2023-01 · NASA ASRS report 1962880
C525 flight crew reported loss of Cabin Pressure Control during climb. The flight crew requested priority handling and immediately descended. Oxygen masks were deployed and donned. The flight crew was unable to control the cabin pressure and elected to continue at a lower altitude with a depressurized cabin to destination airport.
Cruising at 28;000 ft.; I noticed an air movement sound and identified a rapid rate of cabin depressurization at 2;100 ft. per minutes as indicted on the cabin pressure gauge. Simultaneously the Captain; noticed the same rate and begin an immediate descent and called for donning of oxygen mask. Due to radio traffic; I was unable to make immediate contact with ATC as the event occurred during change over from ZZZ to Center. Upon contact with Center I notified them we were in a descent; requested priority handling and was unable to honor their level instructions at 25;000 ft. Due to TCAS alert during descent; we had to slow the descent around 25;000 ft. until alert cleared and then we descended to 11;000 ft. During descent; cabin altitude climbed to above 17;000 ft. and the passenger oxygen mask automatically deployed as designed. Upon reaching 11;000 ft. we consulted the checklist and completed all steps as required. With immediate situation; over we verified remaining fuel and terrain clearance and determined we could continue safely to ZZZ1 in a depressurized cabin. We landed safely in ZZZ1 40 minutes later with no other issues.

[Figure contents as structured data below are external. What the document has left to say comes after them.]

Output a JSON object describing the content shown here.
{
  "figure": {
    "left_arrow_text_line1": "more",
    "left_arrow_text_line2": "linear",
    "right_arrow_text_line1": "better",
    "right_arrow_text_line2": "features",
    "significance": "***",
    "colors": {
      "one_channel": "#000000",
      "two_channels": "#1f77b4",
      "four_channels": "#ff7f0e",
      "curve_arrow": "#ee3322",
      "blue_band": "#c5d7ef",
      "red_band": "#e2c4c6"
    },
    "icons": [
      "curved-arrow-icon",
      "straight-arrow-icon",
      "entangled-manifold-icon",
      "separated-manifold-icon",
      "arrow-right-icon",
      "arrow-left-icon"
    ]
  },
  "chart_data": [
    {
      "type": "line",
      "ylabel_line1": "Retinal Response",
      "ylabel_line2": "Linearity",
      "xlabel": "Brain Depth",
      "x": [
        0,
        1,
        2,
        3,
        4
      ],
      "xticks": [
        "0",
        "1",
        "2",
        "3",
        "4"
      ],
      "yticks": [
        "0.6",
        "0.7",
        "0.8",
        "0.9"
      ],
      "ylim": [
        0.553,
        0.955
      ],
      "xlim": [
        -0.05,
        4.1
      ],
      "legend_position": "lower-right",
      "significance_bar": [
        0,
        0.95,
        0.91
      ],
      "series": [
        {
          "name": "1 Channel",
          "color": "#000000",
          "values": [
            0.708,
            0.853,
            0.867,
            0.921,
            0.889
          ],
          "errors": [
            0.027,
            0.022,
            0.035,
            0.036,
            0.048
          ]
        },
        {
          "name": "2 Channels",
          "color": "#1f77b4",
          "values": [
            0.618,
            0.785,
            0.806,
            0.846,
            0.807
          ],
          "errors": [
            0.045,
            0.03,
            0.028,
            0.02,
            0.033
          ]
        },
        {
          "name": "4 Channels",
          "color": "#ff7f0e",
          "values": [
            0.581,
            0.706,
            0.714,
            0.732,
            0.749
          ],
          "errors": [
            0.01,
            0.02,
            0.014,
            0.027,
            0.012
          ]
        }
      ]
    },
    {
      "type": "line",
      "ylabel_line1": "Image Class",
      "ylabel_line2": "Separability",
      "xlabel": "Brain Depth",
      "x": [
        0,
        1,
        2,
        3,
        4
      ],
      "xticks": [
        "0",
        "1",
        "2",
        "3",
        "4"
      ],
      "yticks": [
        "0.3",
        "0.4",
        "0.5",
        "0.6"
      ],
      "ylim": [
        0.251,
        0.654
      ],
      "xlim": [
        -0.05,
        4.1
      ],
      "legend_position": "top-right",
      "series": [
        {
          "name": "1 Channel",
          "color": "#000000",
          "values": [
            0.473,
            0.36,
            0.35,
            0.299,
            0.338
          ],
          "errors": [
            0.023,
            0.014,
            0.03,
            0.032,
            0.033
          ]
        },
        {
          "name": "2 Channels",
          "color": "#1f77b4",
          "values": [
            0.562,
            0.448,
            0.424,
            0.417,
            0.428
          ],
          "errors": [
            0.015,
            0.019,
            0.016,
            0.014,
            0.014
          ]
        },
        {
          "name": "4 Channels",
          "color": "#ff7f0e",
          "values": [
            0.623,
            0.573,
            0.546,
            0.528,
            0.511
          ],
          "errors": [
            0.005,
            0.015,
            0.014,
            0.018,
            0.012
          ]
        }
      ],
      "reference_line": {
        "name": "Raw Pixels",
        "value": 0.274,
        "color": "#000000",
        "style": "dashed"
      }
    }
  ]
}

While in cruise flight at FL280 both Crew Members noticed that the cabin pressure had suddenly started to reduce; both by a noticeable noise of 'rushing air' and the cabin pressure gauge showing the cabin climbing at 2;100 ft./minute. Oxygen masks were donned; I initiated an immediate descent; and the Copilot attempted to make a request for priority handling descent to ATC (Center). Due to frequency congestion the Center Controller wasn't able to hear our initial call; but subsequent attempts clarified our situation. Center Controller told us to stop our descent at FL250 due to a traffic conflict. As I initiated the immediate descent; I had noticed that there was one aircraft that would likely be a conflict so I had already initiated a shallowing of our descent. Our TCAS depiction of the conflicting aircraft turned 'AMBER'; but we were never closer than 1;000 ft. above the other aircraft. as soon as the conflict cleared; we continued the immediate descent to 11;000 ft. The cabin altitude warning light came on during our descent; the cabin overhead oxygen masks automatically deployed (X passenger on board). The cabin altitude never rose above 17;000 ft.; and once we leveled off at 11;000 ft. the cabin stabilized at a 3;000 ft. indication on the gauge and maintained a 3.2 PSI differential. All appropriate checklist items were accomplished and we determined that there was no structural cause (most likely an outflow valve had failed) and ascertained that our passenger had suffered no stress; we elected to continue to destination.